RDC : L’intelligence artificielle interviendra pour la correction de l’examen d’etat édition 2025
C’est une nouvelle page qui s’écrit pour l’éducation congolaise. La session 2025 de l’Examen d’État est bien plus qu’une série d’épreuves , c’est le symbole d’un système qui change, qui s’adapte, et surtout, qui place l’avenir de chaque élève au centre de ses priorités.
Dans les couloirs du ministère de l’Éducation nationale, une conviction guide désormais l’action chaque enfant mérite les mêmes chances, où qu’il vive, quelle que soit son école.

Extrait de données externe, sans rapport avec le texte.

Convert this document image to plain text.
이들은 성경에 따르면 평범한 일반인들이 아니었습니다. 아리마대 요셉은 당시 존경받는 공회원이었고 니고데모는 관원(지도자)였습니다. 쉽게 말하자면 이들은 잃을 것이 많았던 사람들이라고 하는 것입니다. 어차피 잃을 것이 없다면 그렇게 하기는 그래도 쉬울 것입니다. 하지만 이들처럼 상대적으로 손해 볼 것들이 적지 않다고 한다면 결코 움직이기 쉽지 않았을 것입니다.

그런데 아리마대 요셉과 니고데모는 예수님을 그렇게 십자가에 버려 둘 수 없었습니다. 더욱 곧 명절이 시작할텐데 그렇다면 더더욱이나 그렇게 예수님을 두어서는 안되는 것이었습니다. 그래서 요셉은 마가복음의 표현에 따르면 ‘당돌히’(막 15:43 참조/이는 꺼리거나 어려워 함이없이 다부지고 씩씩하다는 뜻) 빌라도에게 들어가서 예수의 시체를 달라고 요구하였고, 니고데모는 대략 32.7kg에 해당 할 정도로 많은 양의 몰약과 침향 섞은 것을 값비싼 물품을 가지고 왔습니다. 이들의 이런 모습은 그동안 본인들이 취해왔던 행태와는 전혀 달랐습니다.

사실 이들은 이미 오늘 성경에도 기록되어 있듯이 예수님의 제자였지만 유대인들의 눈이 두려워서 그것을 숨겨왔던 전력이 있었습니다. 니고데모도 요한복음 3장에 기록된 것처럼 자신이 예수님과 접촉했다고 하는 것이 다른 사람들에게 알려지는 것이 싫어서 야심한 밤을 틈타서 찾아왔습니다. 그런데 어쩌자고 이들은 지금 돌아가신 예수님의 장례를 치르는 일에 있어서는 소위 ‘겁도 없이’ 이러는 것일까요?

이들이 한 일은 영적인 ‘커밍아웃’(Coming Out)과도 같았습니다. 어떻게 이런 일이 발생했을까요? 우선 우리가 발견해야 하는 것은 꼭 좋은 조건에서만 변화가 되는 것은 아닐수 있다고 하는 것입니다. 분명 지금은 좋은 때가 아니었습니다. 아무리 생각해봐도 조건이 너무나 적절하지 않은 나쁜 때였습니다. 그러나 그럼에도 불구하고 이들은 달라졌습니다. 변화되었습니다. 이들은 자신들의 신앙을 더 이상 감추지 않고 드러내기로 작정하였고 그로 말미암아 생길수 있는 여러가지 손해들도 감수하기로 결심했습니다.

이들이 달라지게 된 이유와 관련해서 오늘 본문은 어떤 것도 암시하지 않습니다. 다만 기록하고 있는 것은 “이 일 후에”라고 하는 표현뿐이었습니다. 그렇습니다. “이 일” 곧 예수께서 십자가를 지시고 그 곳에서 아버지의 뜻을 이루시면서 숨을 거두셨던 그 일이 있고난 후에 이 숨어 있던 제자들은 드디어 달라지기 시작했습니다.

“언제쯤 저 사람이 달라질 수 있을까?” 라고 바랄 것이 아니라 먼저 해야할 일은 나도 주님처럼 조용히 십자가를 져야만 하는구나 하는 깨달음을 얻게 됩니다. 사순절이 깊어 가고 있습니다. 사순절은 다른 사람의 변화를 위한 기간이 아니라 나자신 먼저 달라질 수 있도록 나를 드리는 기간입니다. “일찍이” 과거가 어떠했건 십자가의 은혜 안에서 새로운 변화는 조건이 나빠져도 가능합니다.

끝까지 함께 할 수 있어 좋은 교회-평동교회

Une réforme pensée pour les élèves
Depuis son entrée en fonction en juin 2024, la ministre d’État Raïssa Malu a engagé une vaste réforme du système. Et pour elle, la transformation de l’Examen d’État n’est pas une question de technologie, mais une affaire de justice.
« Ce que nous faisons, c’est redonner confiance aux jeunes et à leurs familles. C’est leur dire que leur travail sera reconnu à sa juste valeur, sans tricherie, sans favoritisme », affirme-t-elle.
Fini les longues files d’attente et les erreurs sur les listes. Grâce à une plateforme numérique, plus de 4 millions d’élèves ont pu s’inscrire en toute sécurité. En prime, 12 millions de documents papier ont été supprimés une avancée aussi écologique que pratique.
Pendant des années, les copies devaient faire de longs voyages vers Kinshasa, avec tous les risques que cela comportait. Aujourd’hui, deux centres modernes ont été ouverts à Mbuji-Mayi et Lubumbashi. À l’intérieur, des salles organisées comme des laboratoires : scannage, contrôle, serveurs… tout est pensé pour plus de rapidité et de rigueur.
Grâce à cette innovation, les résultats seront disponibles plus tôt et dans de meilleures conditions rapporte le ministère de l’EPST
Qui n’a jamais entendu parler de faux diplômes ? Pour mettre fin à cette pratique, chaque lauréat recevra désormais un E-Diplôme, protégé par la technologie blockchain. Un simple QR code suffira à prouver l’authenticité d’un document, même à l’étranger.
« Avec cette technologie, plus personne ne pourra voler le mérite d’un autre », se réjouit un enseignant à Bukavu.
Pas question de remplacer les enseignants, mais de les accompagner. Grâce au logiciel S-Note Manager, les correcteurs peuvent s’appuyer sur une intelligence artificielle qui facilite la notation tout en gardant un œil expert. Résultat : moins d’erreurs, plus de cohérence, et moins de fatigue.
Mais cette réforme ne s’arrête pas à l’examen. Dès la prochaine rentrée, les programmes scolaires seront repensés, pour mieux coller aux réalités du monde actuel. L’idée : apprendre autrement, en développant l’autonomie, le sens critique, la créativité.
« Ce n’est plus seulement ce que l’on sait qui compte, mais ce que l’on est capable de faire avec ce qu’on apprend », explique la ministre.
Dans chaque centre, les consignes sont claires : tolérance zéro face à la tricherie. Le ministère appelle à la responsabilité de tous élèves, surveillants, enseignants pour préserver la crédibilité de l’examen.
Dans les villes comme dans les villages, des milliers de jeunes se préparent avec sérieux et détermination. Certains ont étudié à la lumière d’une bougie, d’autres ont fait des kilomètres pour réviser ensemble. Tous méritent notre respect et nos encouragements.
« Bonne chance à vous. Vous portez l’espoir d’un pays tout entier. Soyez fiers de vous, et n’oubliez jamais : l’éducation est votre meilleure arme pour construire un avenir meilleur », conclut Raïssa Malu.